Over time, manufacturing ceded its place to services. In Britain, the birthplace of the Industrial Revolution, manufacturing’s share of employment peaked at around 45% before World War I and then fell to just above 30%, where it hovered until the early 1970’s, when it began a precipitous decline. Manufacturing now accounts for slightly less than 10% of the workforce.

 

All other rich economies have gone through a similar cycle of industrialization followed by deindustrialization. In the United States, manufacturing employed less than 3% of the labor force in the early nineteenth century. After reaching 25-27% in the middle third of the twentieth century, deindustrialization set in, with manufacturing absorbing less than 10% of the labor force in recent years.

 

In Sweden, employment in manufacturing peaked at 33% in the mid-1960’s, before falling to the low teens.
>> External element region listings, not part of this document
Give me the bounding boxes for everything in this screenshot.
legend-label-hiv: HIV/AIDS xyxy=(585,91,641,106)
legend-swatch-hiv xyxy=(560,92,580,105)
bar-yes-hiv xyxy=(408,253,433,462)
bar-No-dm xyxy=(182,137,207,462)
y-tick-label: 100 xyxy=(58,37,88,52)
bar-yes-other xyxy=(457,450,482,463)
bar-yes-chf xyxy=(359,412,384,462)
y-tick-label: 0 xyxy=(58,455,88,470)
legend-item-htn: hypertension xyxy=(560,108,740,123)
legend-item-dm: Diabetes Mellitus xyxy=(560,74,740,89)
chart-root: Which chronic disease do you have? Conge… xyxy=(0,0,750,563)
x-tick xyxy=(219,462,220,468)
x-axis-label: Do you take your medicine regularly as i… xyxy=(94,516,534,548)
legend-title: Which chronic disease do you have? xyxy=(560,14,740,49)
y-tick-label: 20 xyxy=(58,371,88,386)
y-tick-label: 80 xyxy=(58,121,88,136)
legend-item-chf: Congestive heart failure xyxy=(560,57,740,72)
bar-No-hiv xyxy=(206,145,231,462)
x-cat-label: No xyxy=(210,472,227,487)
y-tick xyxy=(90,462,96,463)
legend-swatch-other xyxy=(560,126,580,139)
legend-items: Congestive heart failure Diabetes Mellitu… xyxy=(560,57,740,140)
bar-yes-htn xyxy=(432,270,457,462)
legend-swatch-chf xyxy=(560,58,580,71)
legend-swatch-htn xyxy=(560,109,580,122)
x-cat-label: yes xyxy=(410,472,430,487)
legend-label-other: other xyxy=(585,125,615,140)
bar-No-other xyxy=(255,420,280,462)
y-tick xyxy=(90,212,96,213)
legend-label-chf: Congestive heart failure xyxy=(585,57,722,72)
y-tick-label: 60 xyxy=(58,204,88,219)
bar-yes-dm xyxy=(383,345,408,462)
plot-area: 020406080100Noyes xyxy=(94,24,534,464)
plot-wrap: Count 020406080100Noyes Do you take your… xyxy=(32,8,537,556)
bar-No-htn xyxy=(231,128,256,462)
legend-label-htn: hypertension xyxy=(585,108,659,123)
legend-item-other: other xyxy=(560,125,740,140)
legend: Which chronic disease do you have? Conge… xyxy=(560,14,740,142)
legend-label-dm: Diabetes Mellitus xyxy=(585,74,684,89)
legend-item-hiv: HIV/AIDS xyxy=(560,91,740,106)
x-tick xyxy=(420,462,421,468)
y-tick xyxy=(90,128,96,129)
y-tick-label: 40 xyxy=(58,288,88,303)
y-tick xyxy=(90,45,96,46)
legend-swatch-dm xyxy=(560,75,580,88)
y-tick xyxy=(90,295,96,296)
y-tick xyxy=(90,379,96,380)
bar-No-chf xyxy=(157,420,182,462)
Even in Germany, often regarded as the strongest manufacturing economy in the developed world, manufacturing employment peaked around 1970, at close to 40%, and has been steadily declining ever since. As Harvard University’s Robert Lawrence has argued, deindustrialization is common and predates the recent wave of economic globalization.

 

Only a few developing countries, typically in East Asia, have been able to emulate this pattern. Thanks to export markets, South Korea industrialized exceptionally rapidly. With manufacturing’s share of employment rising from the low single digits in the 1950’s to a high of 28% in 1989 (it has since fallen by ten percentage points), South Korea underwent in three decades a transformation that took a century or longer in the early industrializers.

 

But the developing world’s pattern of industrialization has been different. Not only has the process been slow, but deindustrialization has begun to set in much sooner.

 

Consider Brazil and India, two emerging economies that have done comparatively well in the last decade or so. In Brazil, manufacturing’s share of employment barely budged from 1950 to 1980, rising from 12% to 15%. Since the late 1980’s, Brazil has begun to deindustrialize, a process which recent growth has done little to stop or reverse. India presents an even more striking case: Manufacturing employment there peaked at a meager 13% in 2002, and has since trended down.